The use of MFAT is slowly becoming accepted as treatment for the pain of KOA, and a number of publications over the past few years are testament to this. However, one of the issues with our study is the lack of a control group.
The underlying genomics, hormonal profiles, and serum markers involved in the gender difference highlighted by this study have not been taken into account here and require further investigation.
5. Conclusions
Identification of the difference between men and women in the response to biologics is new and has not been previously reported. We believe that future studies should use similar protocols to identify gender bias by balancing the dataset correctly to be able to measure the magnitude of the difference between the genders.
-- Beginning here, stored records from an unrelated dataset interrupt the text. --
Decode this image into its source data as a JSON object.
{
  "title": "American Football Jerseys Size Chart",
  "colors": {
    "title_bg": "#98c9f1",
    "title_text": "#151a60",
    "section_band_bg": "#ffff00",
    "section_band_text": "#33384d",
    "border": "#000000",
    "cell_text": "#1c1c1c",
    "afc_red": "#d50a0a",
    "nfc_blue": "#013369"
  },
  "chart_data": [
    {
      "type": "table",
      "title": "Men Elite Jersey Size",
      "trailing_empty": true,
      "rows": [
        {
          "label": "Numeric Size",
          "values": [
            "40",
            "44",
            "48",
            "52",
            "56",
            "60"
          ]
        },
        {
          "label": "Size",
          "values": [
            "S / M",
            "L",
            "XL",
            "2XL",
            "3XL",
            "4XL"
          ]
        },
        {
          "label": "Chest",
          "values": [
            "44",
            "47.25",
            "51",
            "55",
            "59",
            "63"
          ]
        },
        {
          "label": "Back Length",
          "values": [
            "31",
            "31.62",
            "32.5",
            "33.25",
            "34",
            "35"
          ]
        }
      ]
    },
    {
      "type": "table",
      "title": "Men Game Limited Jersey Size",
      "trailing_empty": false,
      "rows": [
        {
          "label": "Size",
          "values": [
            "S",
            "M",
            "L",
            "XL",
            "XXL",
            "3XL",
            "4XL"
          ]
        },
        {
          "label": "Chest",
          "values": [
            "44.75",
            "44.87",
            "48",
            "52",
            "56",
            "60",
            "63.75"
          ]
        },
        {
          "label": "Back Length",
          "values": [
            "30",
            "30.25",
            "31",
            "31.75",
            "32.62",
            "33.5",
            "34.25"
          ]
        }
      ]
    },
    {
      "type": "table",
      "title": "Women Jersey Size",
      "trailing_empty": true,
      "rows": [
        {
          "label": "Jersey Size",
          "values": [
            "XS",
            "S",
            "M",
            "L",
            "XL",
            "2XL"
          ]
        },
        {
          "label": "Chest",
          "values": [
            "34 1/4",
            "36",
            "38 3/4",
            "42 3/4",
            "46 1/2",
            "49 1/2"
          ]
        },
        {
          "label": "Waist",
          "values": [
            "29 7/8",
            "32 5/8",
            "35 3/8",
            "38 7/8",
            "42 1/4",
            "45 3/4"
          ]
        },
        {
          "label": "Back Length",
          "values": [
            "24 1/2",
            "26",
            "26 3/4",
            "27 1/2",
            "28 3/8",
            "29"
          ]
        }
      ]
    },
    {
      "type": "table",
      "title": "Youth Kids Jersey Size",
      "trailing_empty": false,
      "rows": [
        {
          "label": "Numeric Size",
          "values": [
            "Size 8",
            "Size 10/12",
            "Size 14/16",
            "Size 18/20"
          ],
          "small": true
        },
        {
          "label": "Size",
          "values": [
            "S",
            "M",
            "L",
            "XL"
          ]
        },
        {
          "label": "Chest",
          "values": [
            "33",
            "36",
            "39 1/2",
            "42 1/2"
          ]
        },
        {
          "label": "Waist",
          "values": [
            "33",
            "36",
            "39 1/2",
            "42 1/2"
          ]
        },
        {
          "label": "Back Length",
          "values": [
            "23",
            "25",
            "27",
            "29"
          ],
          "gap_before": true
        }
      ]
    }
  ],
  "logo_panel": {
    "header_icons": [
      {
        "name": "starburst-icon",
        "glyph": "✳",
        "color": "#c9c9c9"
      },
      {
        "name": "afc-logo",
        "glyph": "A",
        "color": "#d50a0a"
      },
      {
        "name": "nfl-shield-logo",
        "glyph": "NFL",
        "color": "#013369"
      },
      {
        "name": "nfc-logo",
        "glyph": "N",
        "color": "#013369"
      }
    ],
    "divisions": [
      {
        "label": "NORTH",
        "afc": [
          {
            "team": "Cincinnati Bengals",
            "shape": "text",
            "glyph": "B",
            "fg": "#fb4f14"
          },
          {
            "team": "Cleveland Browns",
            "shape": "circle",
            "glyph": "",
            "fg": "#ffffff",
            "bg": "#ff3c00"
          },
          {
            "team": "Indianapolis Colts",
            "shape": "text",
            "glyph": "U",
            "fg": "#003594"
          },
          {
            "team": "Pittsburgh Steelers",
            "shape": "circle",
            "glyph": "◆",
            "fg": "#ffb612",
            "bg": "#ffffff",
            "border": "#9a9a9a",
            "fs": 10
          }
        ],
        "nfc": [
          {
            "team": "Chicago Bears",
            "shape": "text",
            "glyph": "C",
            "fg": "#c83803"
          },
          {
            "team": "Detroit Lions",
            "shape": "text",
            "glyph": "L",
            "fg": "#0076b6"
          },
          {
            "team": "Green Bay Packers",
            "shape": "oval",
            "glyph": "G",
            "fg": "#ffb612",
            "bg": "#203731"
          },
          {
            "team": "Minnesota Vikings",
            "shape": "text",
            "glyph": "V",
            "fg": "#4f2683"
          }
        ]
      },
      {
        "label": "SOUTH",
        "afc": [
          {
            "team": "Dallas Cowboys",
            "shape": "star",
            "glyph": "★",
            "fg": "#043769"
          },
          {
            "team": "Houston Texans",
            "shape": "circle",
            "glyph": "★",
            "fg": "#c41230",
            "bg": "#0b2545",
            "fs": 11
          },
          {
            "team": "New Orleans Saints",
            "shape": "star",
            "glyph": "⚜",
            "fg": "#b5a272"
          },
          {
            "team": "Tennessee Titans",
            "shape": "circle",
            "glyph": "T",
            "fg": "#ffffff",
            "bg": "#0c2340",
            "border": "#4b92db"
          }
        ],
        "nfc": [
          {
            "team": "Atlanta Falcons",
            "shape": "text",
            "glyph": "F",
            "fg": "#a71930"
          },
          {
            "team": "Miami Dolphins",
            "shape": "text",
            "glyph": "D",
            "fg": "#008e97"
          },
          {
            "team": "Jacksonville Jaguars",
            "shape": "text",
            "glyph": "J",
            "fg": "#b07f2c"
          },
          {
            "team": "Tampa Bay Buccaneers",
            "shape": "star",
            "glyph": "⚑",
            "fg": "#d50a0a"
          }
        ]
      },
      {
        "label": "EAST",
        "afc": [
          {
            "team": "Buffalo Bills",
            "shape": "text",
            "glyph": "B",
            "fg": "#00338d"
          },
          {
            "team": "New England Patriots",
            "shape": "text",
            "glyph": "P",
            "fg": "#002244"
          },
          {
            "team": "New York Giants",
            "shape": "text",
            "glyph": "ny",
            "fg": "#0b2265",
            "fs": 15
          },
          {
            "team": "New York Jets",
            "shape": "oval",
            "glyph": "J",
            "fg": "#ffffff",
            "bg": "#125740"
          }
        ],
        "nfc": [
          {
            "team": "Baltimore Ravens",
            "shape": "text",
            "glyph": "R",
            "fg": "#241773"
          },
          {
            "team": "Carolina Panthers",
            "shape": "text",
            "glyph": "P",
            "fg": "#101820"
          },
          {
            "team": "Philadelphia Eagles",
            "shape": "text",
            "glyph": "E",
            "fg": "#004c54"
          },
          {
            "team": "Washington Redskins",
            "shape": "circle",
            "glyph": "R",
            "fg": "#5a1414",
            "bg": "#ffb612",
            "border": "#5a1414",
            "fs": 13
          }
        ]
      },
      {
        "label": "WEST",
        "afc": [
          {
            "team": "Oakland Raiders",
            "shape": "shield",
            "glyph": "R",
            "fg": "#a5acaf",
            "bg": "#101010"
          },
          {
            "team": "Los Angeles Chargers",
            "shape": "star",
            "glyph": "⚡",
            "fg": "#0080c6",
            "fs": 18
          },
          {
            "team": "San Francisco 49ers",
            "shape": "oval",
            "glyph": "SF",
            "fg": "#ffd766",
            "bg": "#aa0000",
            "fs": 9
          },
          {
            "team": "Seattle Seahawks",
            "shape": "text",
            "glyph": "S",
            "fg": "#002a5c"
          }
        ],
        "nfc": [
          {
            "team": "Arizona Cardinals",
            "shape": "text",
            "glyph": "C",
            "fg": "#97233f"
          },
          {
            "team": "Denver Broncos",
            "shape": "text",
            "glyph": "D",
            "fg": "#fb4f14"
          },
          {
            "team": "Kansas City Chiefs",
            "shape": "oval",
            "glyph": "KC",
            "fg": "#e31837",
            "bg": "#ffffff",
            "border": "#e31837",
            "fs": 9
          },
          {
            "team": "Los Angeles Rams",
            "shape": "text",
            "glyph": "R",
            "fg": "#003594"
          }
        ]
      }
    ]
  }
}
We approached this issue by addressing the missing values within our dataset by imputation. The datasets for male and female patients were then balanced. We then used Bayesian methodology to calculate the magnitude of the difference between the genders. All of the analysis was carried out by reproducible statistical analysis with Open Access statistical software R (version 4.0.0 or higher). This way, bias within the collected data is mitigated in order to allow the magnitude of the difference in response between the genders to be demonstrated and quantified. Our results emphasize the benefit of considering cogitating statistical methods, such as Bayesian statistics, when designing clinical trials for regulatory purposes [35, 36].
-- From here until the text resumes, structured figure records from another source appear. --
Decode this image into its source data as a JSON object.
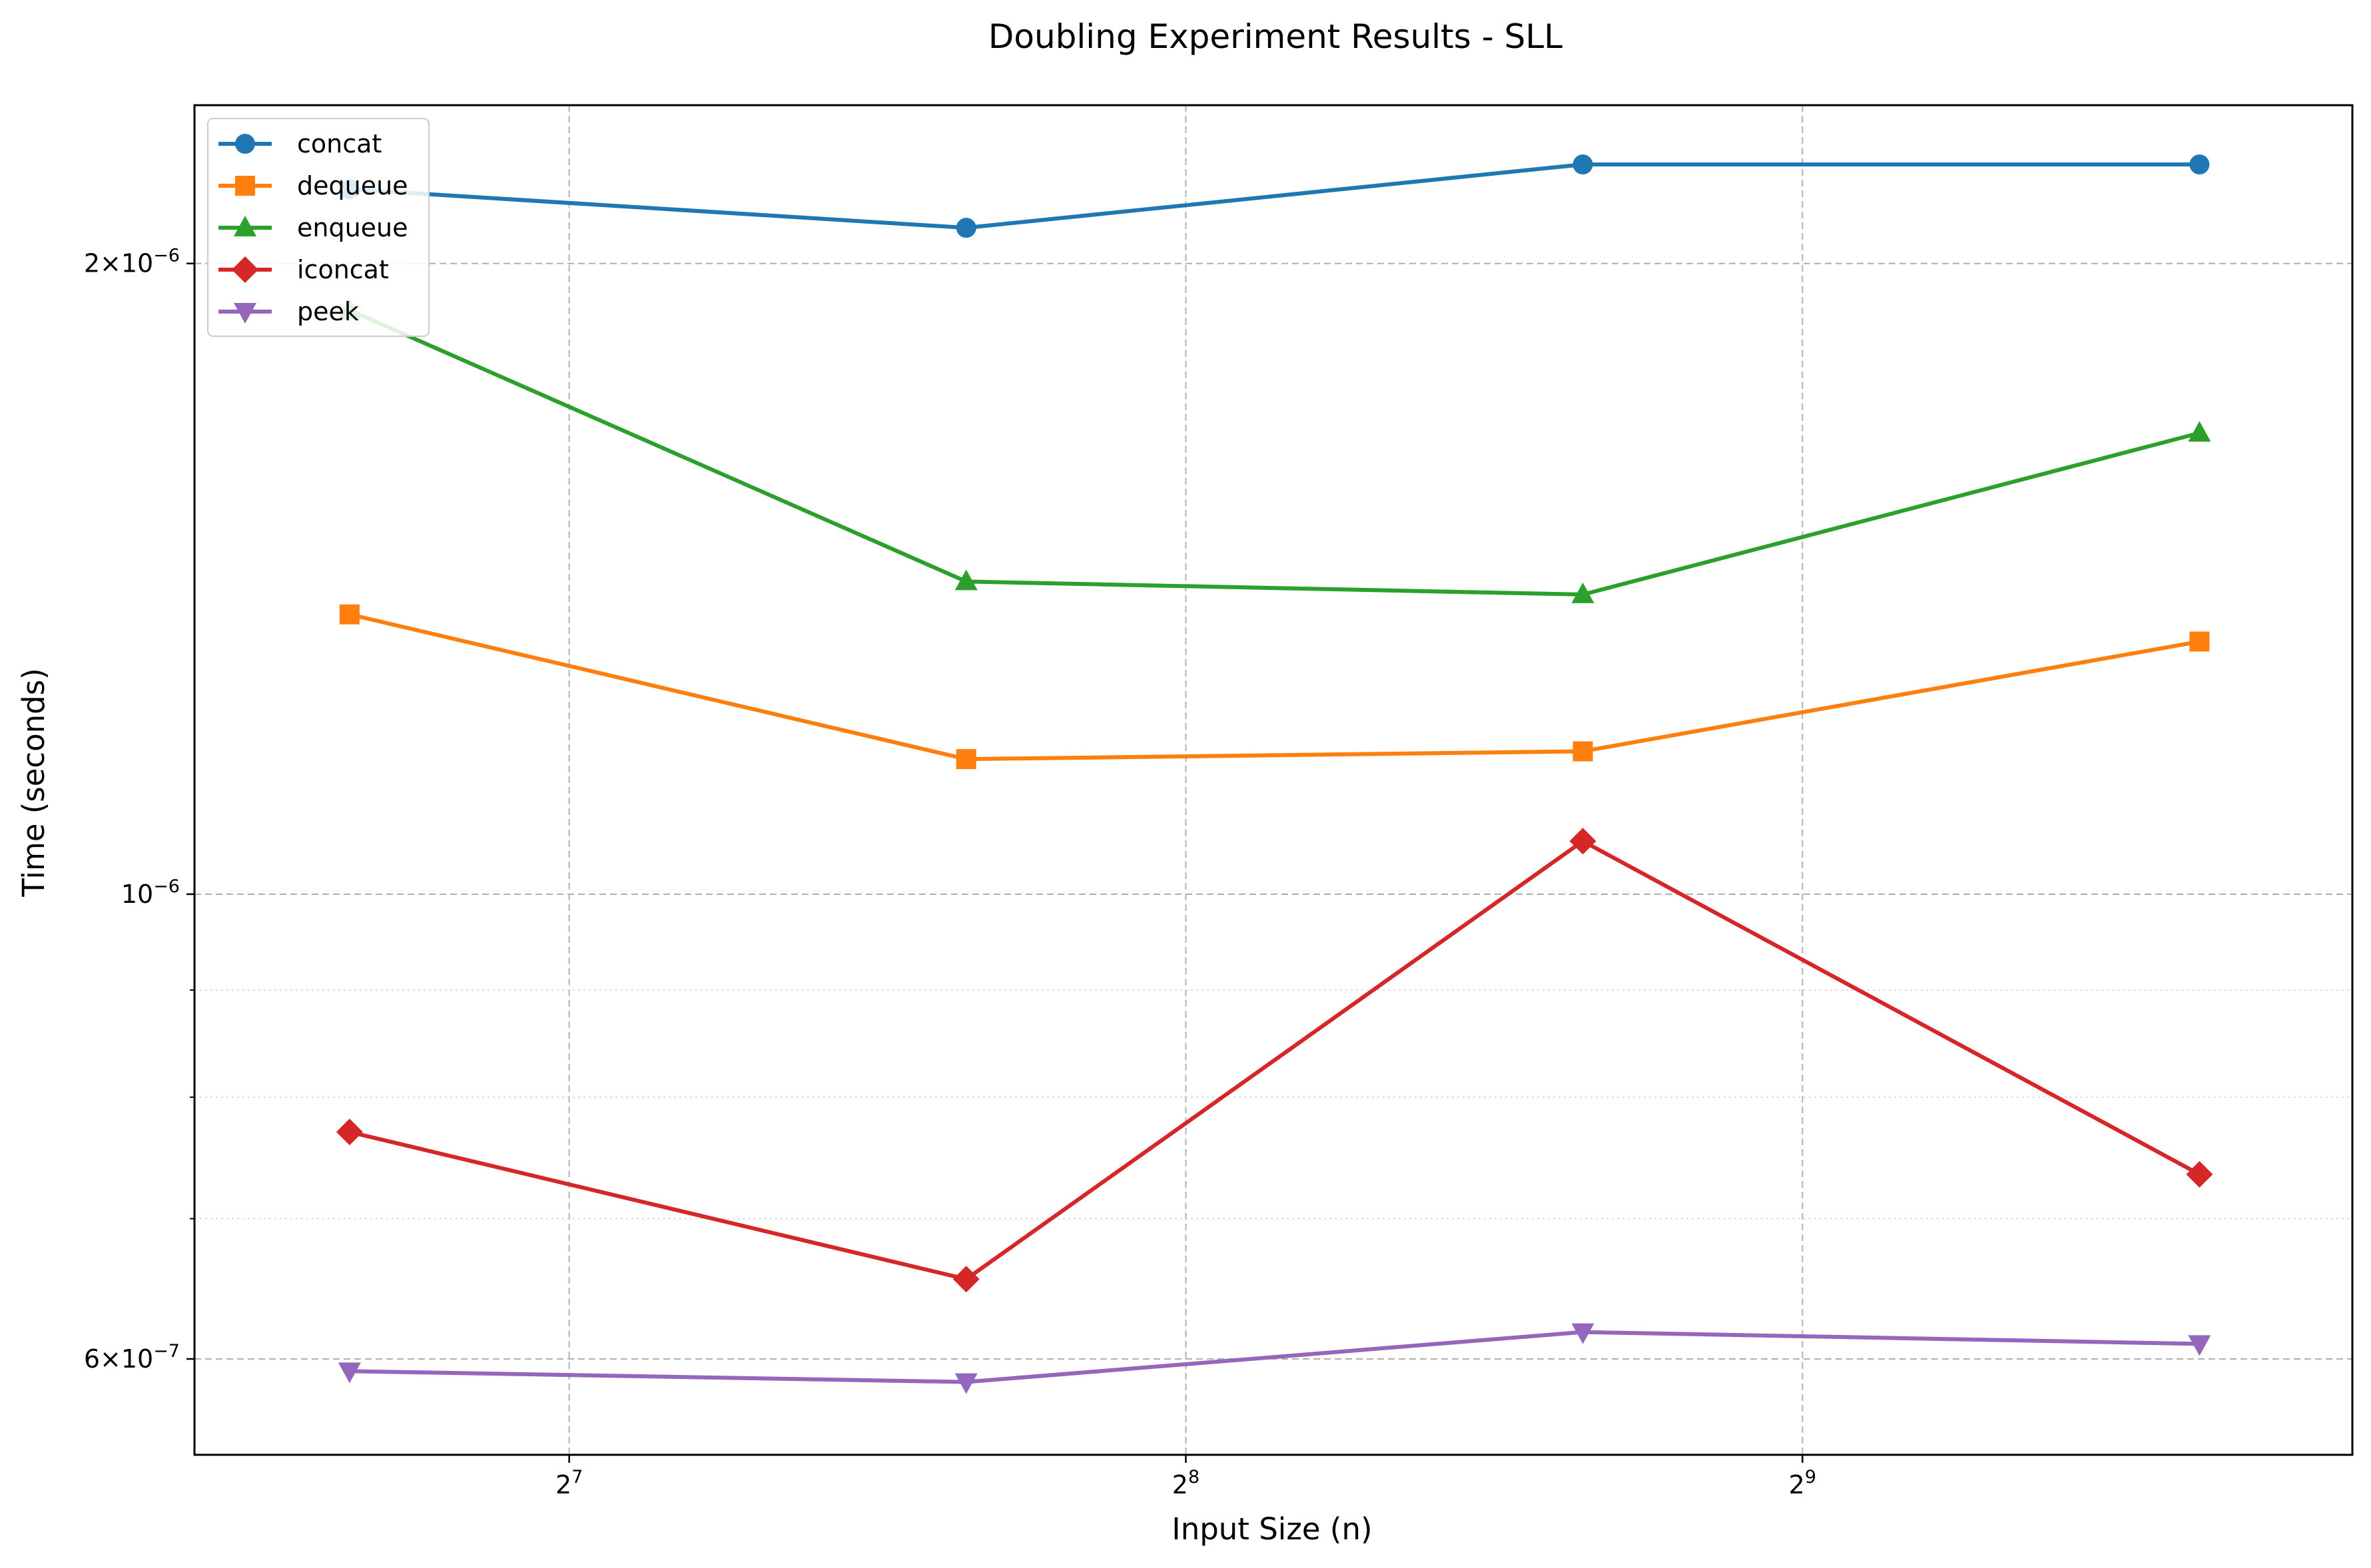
{
  "chart_data": {
    "type": "line",
    "title": "Doubling Experiment Results - SLL",
    "xlabel": "Input Size (n)",
    "ylabel": "Time (seconds)",
    "x_scale": "log2",
    "y_scale": "log",
    "x": [
      100,
      200,
      400,
      800
    ],
    "xlim": [
      84,
      950
    ],
    "ylim": [
      5.4e-07,
      2.38e-06
    ],
    "x_ticks": [
      {
        "value": 128,
        "base": "2",
        "exp": "7"
      },
      {
        "value": 256,
        "base": "2",
        "exp": "8"
      },
      {
        "value": 512,
        "base": "2",
        "exp": "9"
      }
    ],
    "y_ticks": [
      {
        "value": 2e-06,
        "mantissa": "2",
        "base": "10",
        "exp": "−6"
      },
      {
        "value": 1e-06,
        "mantissa": "",
        "base": "10",
        "exp": "−6"
      },
      {
        "value": 6e-07,
        "mantissa": "6",
        "base": "10",
        "exp": "−7"
      }
    ],
    "y_minor_ticks": [
      7e-07,
      8e-07,
      9e-07,
      3e-06
    ],
    "grid": {
      "major": true,
      "minor": true,
      "style": "dashed"
    },
    "legend": {
      "placement": "upper-left"
    },
    "series": [
      {
        "name": "concat",
        "color": "#1f77b4",
        "marker": "circle",
        "values": [
          2.17e-06,
          2.08e-06,
          2.23e-06,
          2.23e-06
        ]
      },
      {
        "name": "dequeue",
        "color": "#ff7f0e",
        "marker": "square",
        "values": [
          1.36e-06,
          1.16e-06,
          1.17e-06,
          1.32e-06
        ]
      },
      {
        "name": "enqueue",
        "color": "#2ca02c",
        "marker": "triangle-up",
        "values": [
          1.9e-06,
          1.41e-06,
          1.39e-06,
          1.66e-06
        ]
      },
      {
        "name": "iconcat",
        "color": "#d62728",
        "marker": "diamond",
        "values": [
          7.7e-07,
          6.55e-07,
          1.06e-06,
          7.35e-07
        ]
      },
      {
        "name": "peek",
        "color": "#9467bd",
        "marker": "triangle-down",
        "values": [
          5.92e-07,
          5.85e-07,
          6.18e-07,
          6.1e-07
        ]
      }
    ]
  }
}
Further research is required to explore the reasons for the difference seen in outcomes following MFAT injections for treatment of knee OA between men and women.
Abbreviations
AI: | Artificial intelligence |
ASA: | American Society of Anesthesiology |
BMI: | Body mass index |
FDA: | Food and Drug Administration |
GMC: | General Medical Council |
KL: | Kellgren and Lawrence |
KOA: | Knee osteoarthritis |
MCAR: | Missing completely at random |
MFAT: | Microfragmented adipose tissue |
MSCs: | Mesenchymal stem cells |
NIH: | National Institutes of Health |
NSAID: | Nonsteroidal anti-inflammatory drug |
OA: | Osteoarthritis |
OKS: | Oxford knee score |
VAS: | Visual analogue scale. |
Data Availability
Data are privately held. The authors are happy to consider requests from the editors.
Conflicts of Interest
N.H., A.N., and S.O. have participations in Medical Artificial Intelligence Companies which have received in the past and are likely to receive in the future private and public funding for predictive computational medicine, AI clinical trials, and precision medicine modeling in the field of regenerative medicine. The other authors declare no conflict of interest.
Authors’ Contributions
S.O. and N.H. were responsible for conceptualization; S.O. and N.H. were responsible for methodology; S.O. was responsible for the software; S.O., A.D., and N.H. were responsible for the formal analysis; N.H., A.N., and A.W. were responsible for the investigation; A.Z., T.B., and A.N. were responsible for the resources; A.C. and N.H. were responsible for data curation; T.B. and N.H. were responsible for writing—original draft preparation; N.H., M.S., S.O., A.Z., A.N., A.D., and A.W. were responsible for writing—review and editing; A.Z., T.B., and N.H. were responsible for visualization; N.H., S.O., and M.S. were responsible for supervision; A.C. was responsible for project administration. All authors have read and agreed to the published version of the manuscript. S.O. and N.H. are responsible for the algorithms and processes on bias mitigation.